The Hatchet Men And the Hot Dog

Issue 08-07-17   |   Reviewer:   Duane Helleloid, Ph.D.

Abstract

The U.S. grocery industry is undergoing a number of changes as consumers spend more at restaurants than traditional grocery stores. Within grocery stores, sales of traditional brands such as Jell-O, A.1 steak sauce, and Kraft Singles cheese are down, while sales of natural foods have increased. This has led 3G Capital, owner of many brands including Oscar Mayer, Heinz, and Kraft, to try and strengthen or reposition products. The company spent over $10 million to reformulate the Oscar Mayer wiener in order to make it a healthier product. It is also looking to extend brands both nationally (e.g., Heinz barbeque sauces in the U.S. market) and internationally (e.g., sell more Planter's peanuts and Heinz ketchup in China).
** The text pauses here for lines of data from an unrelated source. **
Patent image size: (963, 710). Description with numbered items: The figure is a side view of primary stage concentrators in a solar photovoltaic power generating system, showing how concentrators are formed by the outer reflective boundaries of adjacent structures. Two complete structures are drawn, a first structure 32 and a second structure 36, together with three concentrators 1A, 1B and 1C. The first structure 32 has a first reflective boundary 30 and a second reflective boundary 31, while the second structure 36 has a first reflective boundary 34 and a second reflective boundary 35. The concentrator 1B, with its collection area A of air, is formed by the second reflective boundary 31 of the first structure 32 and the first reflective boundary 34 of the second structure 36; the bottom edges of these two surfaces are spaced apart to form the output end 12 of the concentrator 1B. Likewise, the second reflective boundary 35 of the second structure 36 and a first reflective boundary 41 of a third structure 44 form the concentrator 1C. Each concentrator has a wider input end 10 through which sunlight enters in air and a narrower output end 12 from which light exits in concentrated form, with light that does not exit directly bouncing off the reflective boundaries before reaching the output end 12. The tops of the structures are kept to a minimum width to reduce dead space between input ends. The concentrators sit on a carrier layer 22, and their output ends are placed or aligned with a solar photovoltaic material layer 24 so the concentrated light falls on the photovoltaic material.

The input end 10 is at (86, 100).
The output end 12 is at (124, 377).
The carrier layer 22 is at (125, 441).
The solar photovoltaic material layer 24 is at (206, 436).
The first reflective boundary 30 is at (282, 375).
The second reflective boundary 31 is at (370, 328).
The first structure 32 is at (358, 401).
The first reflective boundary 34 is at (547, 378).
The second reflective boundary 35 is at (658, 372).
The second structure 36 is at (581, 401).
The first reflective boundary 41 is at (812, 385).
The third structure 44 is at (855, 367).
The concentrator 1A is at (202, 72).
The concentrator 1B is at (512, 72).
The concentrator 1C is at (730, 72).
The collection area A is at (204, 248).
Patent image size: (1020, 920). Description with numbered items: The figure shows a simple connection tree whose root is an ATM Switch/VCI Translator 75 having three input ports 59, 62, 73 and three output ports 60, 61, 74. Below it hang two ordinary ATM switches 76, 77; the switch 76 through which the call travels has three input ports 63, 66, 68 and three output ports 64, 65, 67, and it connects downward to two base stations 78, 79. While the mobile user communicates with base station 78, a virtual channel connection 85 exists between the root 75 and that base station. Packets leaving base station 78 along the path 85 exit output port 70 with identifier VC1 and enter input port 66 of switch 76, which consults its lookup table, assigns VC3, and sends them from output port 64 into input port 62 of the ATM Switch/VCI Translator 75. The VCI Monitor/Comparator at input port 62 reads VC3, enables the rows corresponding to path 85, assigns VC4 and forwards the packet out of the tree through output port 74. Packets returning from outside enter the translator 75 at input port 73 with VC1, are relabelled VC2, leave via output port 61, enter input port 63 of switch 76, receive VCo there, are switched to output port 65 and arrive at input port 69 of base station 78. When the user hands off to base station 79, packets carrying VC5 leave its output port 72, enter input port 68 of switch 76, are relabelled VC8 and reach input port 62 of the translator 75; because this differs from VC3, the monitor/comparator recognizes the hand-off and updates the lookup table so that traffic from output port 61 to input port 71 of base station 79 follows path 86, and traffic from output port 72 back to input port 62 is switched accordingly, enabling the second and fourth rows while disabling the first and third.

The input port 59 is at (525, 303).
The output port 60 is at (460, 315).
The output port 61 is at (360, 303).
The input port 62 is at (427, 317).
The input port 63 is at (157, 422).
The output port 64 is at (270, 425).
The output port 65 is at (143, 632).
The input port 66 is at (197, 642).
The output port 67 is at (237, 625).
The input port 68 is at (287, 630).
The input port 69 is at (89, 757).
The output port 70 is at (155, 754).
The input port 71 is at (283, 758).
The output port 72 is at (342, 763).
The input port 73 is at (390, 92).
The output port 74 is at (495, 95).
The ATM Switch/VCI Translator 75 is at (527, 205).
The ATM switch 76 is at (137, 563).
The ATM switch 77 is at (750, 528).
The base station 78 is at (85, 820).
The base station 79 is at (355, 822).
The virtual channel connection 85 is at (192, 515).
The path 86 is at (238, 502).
3G is known for its aggressive cost cutting and restructuring at the companies it acquires, while also expanding their market presence. In addition to Kraft Heinz Co., 3G owns restaurant chains, including Tim Horton's Inc., Burger King, and Popeyes Louisiana Kitchen. To help finance its acquisitions, 3G has, on occasion, partnered with Berkshire Hathaway.